There is a push to get service people to sell. It makes sense: They have a captive audience and constant contact with potential buyers. Since sales generally come with financial incentives, why don't more service people naturally take advantage of selling opportunities? Here are some things to ponder when considering having your service or operations people try their hand at selling.
I have what could be considered a typical service personality (cautious, reserved, systematic, detail oriented), and when faced with the possibility of selling, my thoughts take a very rational course. I think, "If I hide under my desk, maybe they'll think I am invisible and I won't have to do this." Yes, it's that hard for me to contemplate. Once in my rash youth, I took a job going door to door soliciting donations for a nonprofit. I needed the job desperately, and the pay was pretty good. I lasted one day. (Technically, you couldn't even call it one day, since I spent much of the time shuffling around my assigned neighborhood, wishing I could sprain my ankle so I'd have an excuse for my miserable results.)
Possibly, it comes down to fight or flight. Natural born sales people, when faced with a potential competitor, do whatever they can to win (fight). Natural service people tend to back away (flight). I turn tail and run like a small rodent from an angry badger (super-flight).

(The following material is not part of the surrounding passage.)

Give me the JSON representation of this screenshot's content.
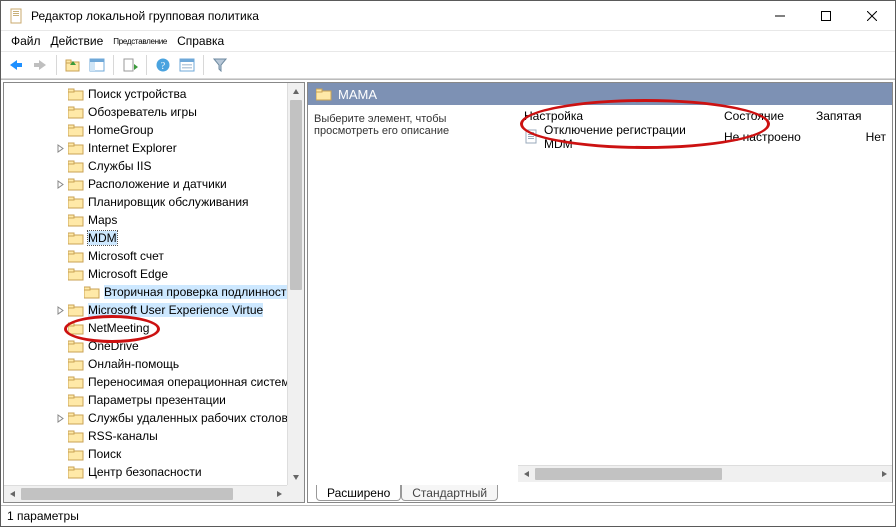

If you ask me why it's so scary, I can't really tell you. Of course there is fear of rejection, fear of hostility, fear of disappointing my manager and losing my job! Well, ok. That's plenty. The thing is, I know intellectually I am in no actual danger, but that doesn't stop me from having the kind of visceral, physical reaction one would expect to see in someone facing (possibly for the first time) a battle against a hoard of the walking undead.
If I evaluate myself honestly, I think I could sell if I had to. I believe most people could do any job for a while. However, the incentives would have to be right and the pressure would have to be low. (Trust me; people like me put enough internal pressure on themselves without needing much pushing from the outside.)
The plus side is, the very things that make service people terrified of sales, make them great at service. They need to be helpful; work well with other people; put customers' needs first; listen patiently; take feedback to heart; and do what is necessary to exceed expectations. These people can make your customers happy you hired them.